When the Canadian men's national team took the pitch against Bosnia-Herzegovina on Friday night, BBC Sport viewers in the United Kingdom experienced something no World Cup audience had ever seen before: the ability to watch the match from unlimited angles, including a bird's-eye tactical view of the entire field and even the perspective of a player on the grass.
The Fifa World Cup 3D Experience represents a genuine shift in how sports broadcast technology can engage viewers. For decades, television audiences have been passive observers, watching matches unfold through the director's chosen camera angles. Now, BBC Sport's partnership with XR company Immersiv.io is placing control directly into viewers' hands, letting them explore each moment as it unfolds in real-time, then rewind and replay key scenes from fresh perspectives.

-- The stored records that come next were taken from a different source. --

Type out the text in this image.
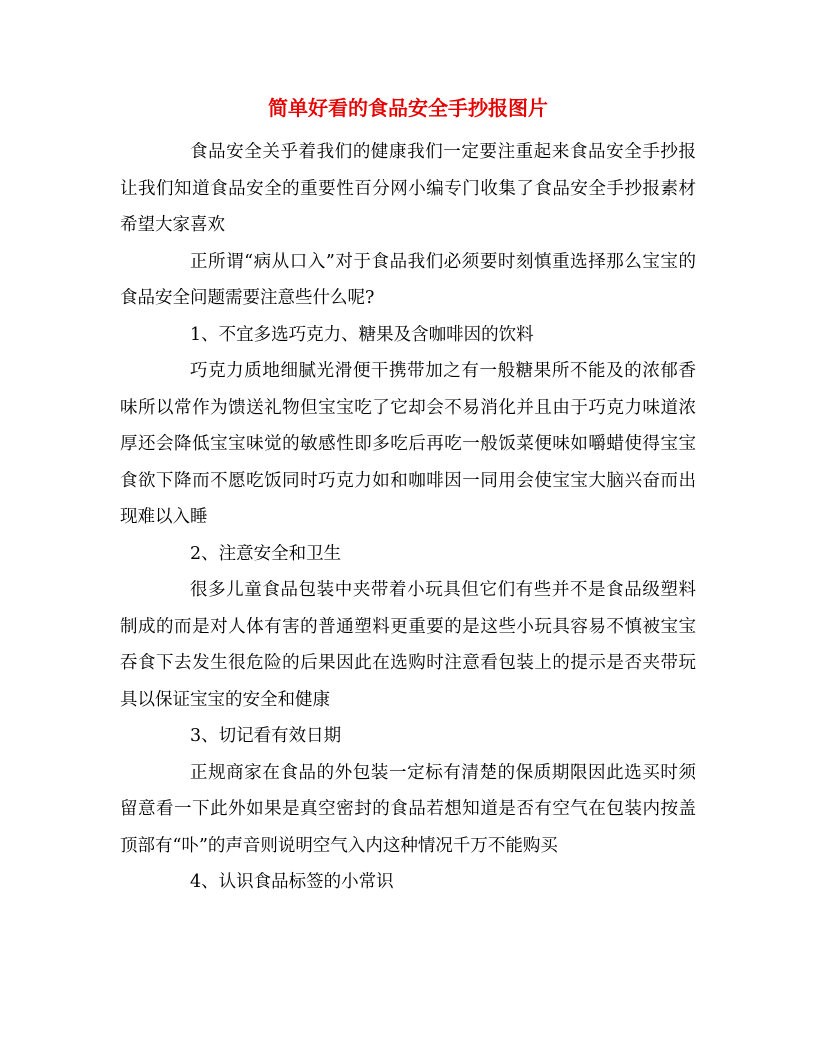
简单好看的食品安全手抄报图片

食品安全关乎着我们的健康我们一定要注重起来食品安全手抄报让我们知道食品安全的重要性百分网小编专门收集了食品安全手抄报素材希望大家喜欢

正所谓“病从口入”对于食品我们必须要时刻慎重选择那么宝宝的食品安全问题需要注意些什么呢?

1、不宜多选巧克力、糖果及含咖啡因的饮料

巧克力质地细腻光滑便干携带加之有一般糖果所不能及的浓郁香味所以常作为馈送礼物但宝宝吃了它却会不易消化并且由于巧克力味道浓厚还会降低宝宝味觉的敏感性即多吃后再吃一般饭菜便味如嚼蜡使得宝宝食欲下降而不愿吃饭同时巧克力如和咖啡因一同用会使宝宝大脑兴奋而出现难以入睡

2、注意安全和卫生

很多儿童食品包装中夹带着小玩具但它们有些并不是食品级塑料制成的而是对人体有害的普通塑料更重要的是这些小玩具容易不慎被宝宝吞食下去发生很危险的后果因此在选购时注意看包装上的提示是否夹带玩具以保证宝宝的安全和健康

3、切记看有效日期

正规商家在食品的外包装一定标有清楚的保质期限因此选买时须留意看一下此外如果是真空密封的食品若想知道是否有空气在包装内按盖顶部有“卟”的声音则说明空气入内这种情况千万不能购买

4、认识食品标签的小常识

The technology works with remarkable precision. Using live official Fifa data and skeletal tracking similar to the semi-automated offside systems already deployed in the sport, Immersiv.io recreates the match dynamically as it happens. Rather than relying on multiple fixed cameras edited together, the system generates a fully interactive 3D model of play, allowing viewers to choose from four distinct viewing modes. The broadcast view lets users control camera angles like a director. The tactical view offers that invaluable bird's-eye perspective, showing the entire pitch and how players position themselves. A third-person camera follows individual players as they move through the match. Most strikingly, the first-person view immerses viewers in a player's experience, showing the game through their eyes.

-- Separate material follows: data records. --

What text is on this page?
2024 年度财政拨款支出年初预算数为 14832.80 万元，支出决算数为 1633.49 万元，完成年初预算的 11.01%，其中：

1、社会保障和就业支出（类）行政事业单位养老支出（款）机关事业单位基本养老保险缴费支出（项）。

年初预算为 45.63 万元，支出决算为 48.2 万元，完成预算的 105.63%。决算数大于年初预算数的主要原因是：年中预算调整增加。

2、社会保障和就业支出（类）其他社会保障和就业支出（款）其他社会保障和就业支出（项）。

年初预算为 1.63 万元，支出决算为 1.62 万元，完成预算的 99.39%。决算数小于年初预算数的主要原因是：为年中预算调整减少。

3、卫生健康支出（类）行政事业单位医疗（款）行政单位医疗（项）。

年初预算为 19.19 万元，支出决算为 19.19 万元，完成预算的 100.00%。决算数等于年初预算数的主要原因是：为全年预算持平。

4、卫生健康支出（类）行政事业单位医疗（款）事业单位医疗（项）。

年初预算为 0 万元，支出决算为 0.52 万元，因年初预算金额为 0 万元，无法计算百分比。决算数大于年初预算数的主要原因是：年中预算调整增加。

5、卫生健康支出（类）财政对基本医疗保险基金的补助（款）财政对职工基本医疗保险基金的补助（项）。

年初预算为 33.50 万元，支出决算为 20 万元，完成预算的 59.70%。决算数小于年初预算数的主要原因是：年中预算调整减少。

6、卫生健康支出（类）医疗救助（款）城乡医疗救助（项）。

This isn't a gimmick reserved for highlight reels. The experience works live as matches happen, giving viewers real-time insight into tactical decisions and individual performances. After the final whistle, the full-match replay becomes available, along with a goals-and-penalties highlight mode. Viewers can freeze moments, switch between views, and access live match statistics—all positioned, as BBC Sport describes it, as a "second-screen option that offers deeper insight."
The launch carries particular significance because it's the first of its kind in the United Kingdom, available exclusively on BBC Sport at bbc.co.uk/3dWorldCup. For now, the experience is only accessible to UK-based users for matches being broadcast on BBC television. That's a meaningful but temporary limitation; as the tournament progresses, BBC Sport has committed to making the experience easy to find across its website, app, live match pages, and content indexes.
What makes this development quietly revolutionary is how it respects viewer agency. "It's your match, your way," BBC Sport's messaging emphasizes—and the technical architecture backs that up. Rather than telling audiences which moments matter most or which angle best captures the action, the system hands that decision-making power to each individual viewer. A tactical analyst might spend the match in bird's-eye view, studying formation shifts. A fan following a specific player gets the third-person camera. Someone curious about what elite athletes actually see can switch to first-person perspective and experience it directly.
As sports broadcasting continues to evolve, the question is no longer whether technology can enhance viewing—it's how much creative control audiences are willing to embrace. The Fifa World Cup 3D Experience suggests the answer is: quite a lot.